In 1949, Anne Ripley S. [right], 68, the wife of Dr. Bob, died at St. Thomas Hospital in Akron, Ohio.
     Before her death, Sister Ignatia performed a secret baptism for her as an act of love. Anne was cherished by the Akron members and by Bill and Lois W. In her final years, she suffered from severe cataracts, which left her nearly blind. The July 1949 issue of the A.A. Grapevine featured a memorial article by Bill, stating that Anne was “quite literally, the mother of our first group, Akron Number One” and that “in the full sense of the word she was one of the founders of AA.”

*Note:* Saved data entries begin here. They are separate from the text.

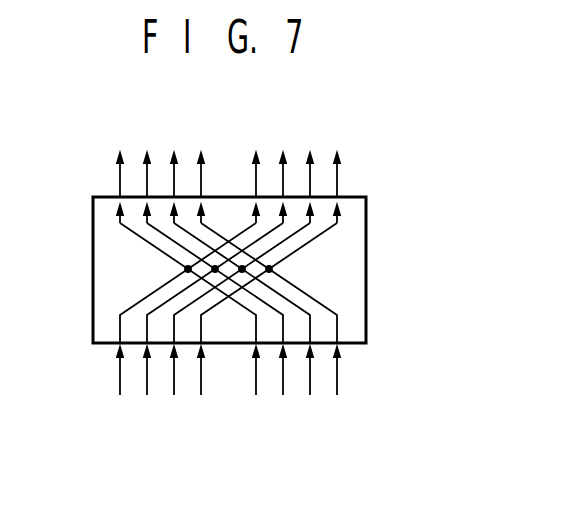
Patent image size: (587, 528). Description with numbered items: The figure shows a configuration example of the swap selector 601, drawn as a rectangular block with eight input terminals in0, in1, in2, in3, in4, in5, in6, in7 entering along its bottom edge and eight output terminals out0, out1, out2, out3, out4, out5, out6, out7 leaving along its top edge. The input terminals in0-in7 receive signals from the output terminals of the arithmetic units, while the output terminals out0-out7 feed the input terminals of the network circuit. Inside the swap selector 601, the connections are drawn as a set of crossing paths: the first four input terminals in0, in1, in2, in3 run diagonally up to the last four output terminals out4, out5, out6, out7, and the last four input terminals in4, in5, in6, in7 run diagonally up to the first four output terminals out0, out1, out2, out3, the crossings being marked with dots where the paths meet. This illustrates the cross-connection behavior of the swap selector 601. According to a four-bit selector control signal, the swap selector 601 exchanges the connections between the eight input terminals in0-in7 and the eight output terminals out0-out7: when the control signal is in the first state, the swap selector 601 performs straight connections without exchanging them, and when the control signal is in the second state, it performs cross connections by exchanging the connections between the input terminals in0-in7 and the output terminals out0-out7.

The swap selector 601 is at (366, 268).
The output terminal out0 is at (118, 154).
The output terminal out1 is at (145, 154).
The output terminal out2 is at (172, 154).
The output terminal out3 is at (199, 154).
The output terminal out4 is at (254, 154).
The output terminal out5 is at (281, 154).
The output terminal out6 is at (308, 154).
The output terminal out7 is at (335, 154).
The input terminal in0 is at (118, 387).
The input terminal in1 is at (145, 387).
The input terminal in2 is at (172, 387).
The input terminal in3 is at (199, 387).
The input terminal in4 is at (254, 387).
The input terminal in5 is at (281, 387).
The input terminal in6 is at (308, 387).
The input terminal in7 is at (335, 387).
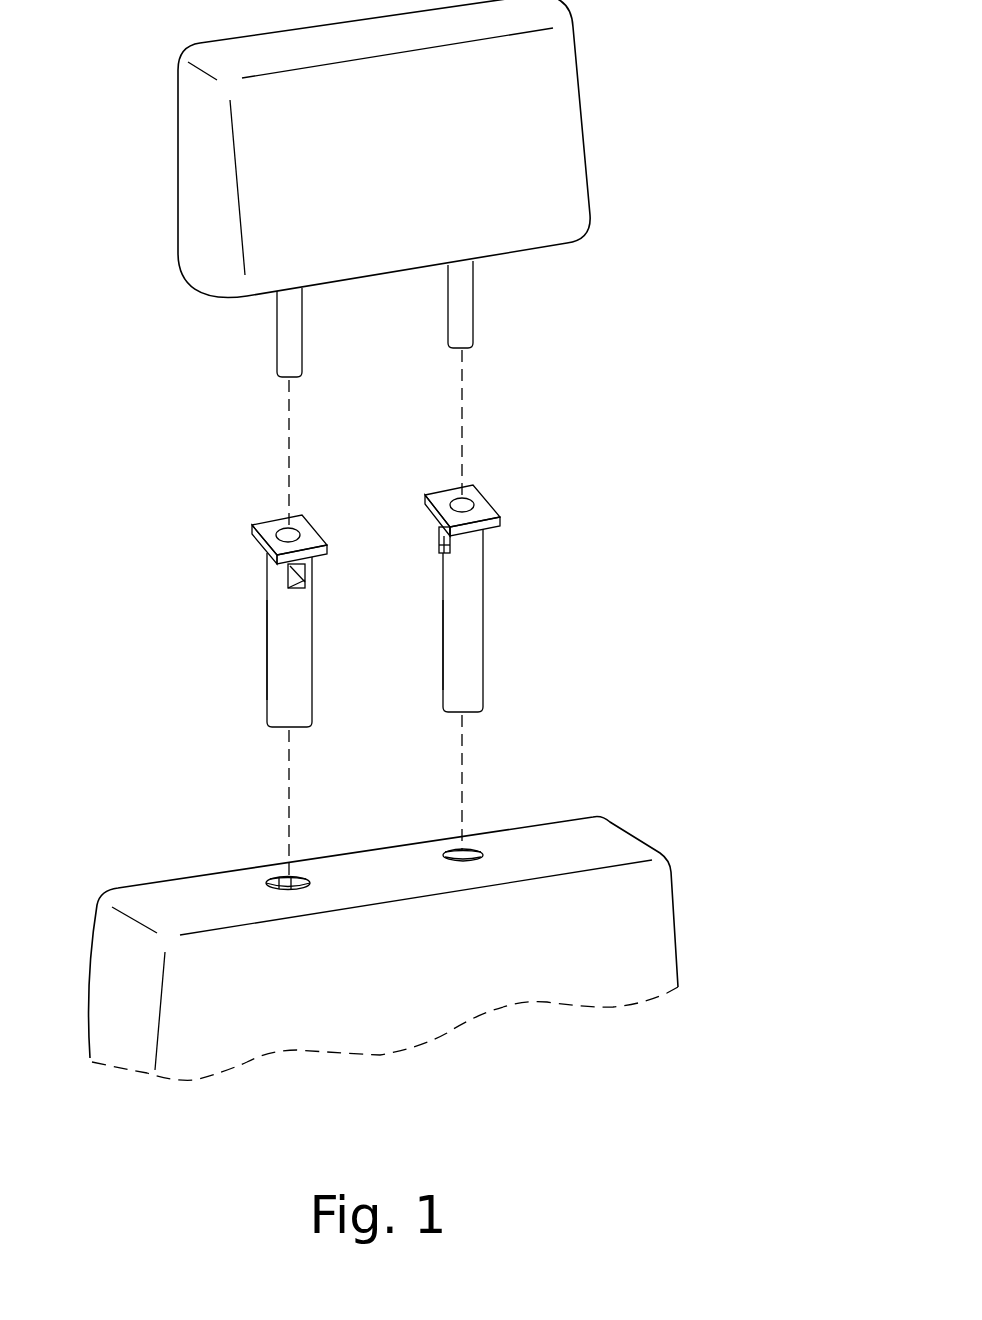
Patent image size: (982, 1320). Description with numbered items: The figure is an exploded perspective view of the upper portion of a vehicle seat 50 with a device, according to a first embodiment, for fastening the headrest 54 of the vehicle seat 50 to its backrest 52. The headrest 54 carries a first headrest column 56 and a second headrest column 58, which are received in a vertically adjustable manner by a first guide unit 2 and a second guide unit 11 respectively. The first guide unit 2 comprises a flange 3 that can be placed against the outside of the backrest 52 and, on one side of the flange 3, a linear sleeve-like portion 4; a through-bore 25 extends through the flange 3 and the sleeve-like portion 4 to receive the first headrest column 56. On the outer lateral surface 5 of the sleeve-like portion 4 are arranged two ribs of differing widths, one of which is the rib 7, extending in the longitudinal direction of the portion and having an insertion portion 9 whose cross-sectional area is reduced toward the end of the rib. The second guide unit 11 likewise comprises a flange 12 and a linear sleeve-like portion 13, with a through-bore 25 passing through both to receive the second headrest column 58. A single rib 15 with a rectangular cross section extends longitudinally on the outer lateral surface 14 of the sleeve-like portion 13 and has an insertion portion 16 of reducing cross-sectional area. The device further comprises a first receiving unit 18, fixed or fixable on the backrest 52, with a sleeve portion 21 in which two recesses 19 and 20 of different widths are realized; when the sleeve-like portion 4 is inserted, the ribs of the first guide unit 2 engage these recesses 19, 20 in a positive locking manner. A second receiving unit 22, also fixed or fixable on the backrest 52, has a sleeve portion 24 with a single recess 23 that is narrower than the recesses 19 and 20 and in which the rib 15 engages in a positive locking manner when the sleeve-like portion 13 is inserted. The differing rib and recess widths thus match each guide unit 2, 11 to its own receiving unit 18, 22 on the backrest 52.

The vehicle seat 50 is at (482, 192).
The headrest 54 is at (555, 178).
The first headrest column 56 is at (288, 333).
The second headrest column 58 is at (465, 313).
The first guide unit 2 is at (273, 607).
The flange 3 is at (255, 535).
The sleeve-like portion 4 is at (295, 680).
The outer lateral surface 5 is at (267, 665).
The rib 7 is at (305, 575).
The insertion portion 9 is at (308, 580).
The through-bore 25 is at (288, 535).
The second guide unit 11 is at (493, 587).
The flange 12 is at (493, 507).
The sleeve-like portion 13 is at (465, 682).
The outer lateral surface 14 is at (442, 628).
The rib 15 is at (440, 545).
The insertion portion 16 is at (440, 553).
The backrest 52 is at (433, 908).
The first receiving unit 18 is at (265, 877).
The recess 19 is at (282, 878).
The recess 20 is at (307, 883).
The sleeve portion 21 is at (300, 877).
The second receiving unit 22 is at (485, 842).
The recess 23 is at (443, 857).
The sleeve portion 24 is at (482, 857).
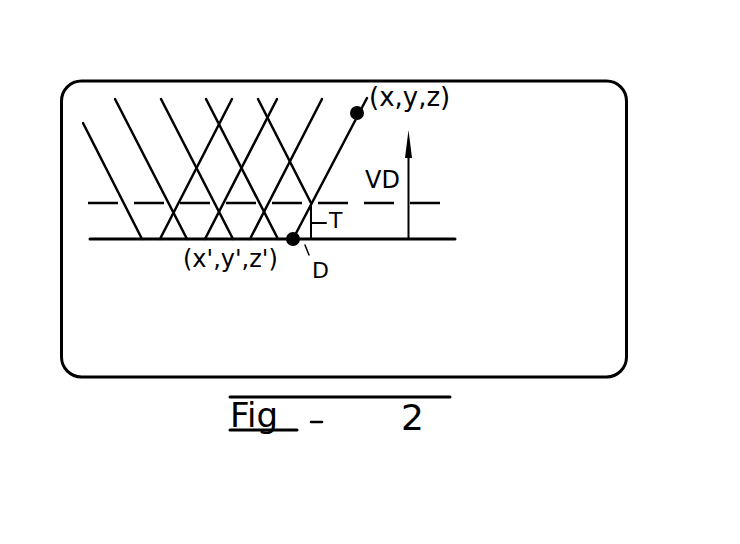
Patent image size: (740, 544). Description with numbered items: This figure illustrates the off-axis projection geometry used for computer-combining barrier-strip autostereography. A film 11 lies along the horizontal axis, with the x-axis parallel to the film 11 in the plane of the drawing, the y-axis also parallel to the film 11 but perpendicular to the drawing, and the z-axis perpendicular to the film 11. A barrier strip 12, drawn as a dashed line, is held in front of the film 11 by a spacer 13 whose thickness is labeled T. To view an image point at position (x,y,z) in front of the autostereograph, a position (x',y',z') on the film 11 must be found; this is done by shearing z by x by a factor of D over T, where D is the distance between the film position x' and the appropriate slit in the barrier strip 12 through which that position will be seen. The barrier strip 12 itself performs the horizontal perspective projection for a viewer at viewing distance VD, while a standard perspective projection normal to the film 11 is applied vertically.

    After her passing, Anne’s remains were sent to Cleveland for cremation before being buried in Akron [left: gravestone].

In 1962
, Henry Berton “Bert” D. founded Harbor House, a treatment center in Memphis, Tennessee, rooted in the principles of Alcoholics Anonymous, along with religious beliefs and philosophical teachings. Bert realized that maintaining his sobriety depended on his active involvement in Alcoholics Anonymous. His life was a continuous battle for sobriety, and Harbor House became his life's work. The center continues to operate today [right: Harbor House, Feb 2023].

In 1998
, this was the deadline for submitting personal stories to be considered for inclusion in the 4th edition of the Big Book, Alcoholics Anonymous [left]. A.A.W.S. received 1,222 story submissions.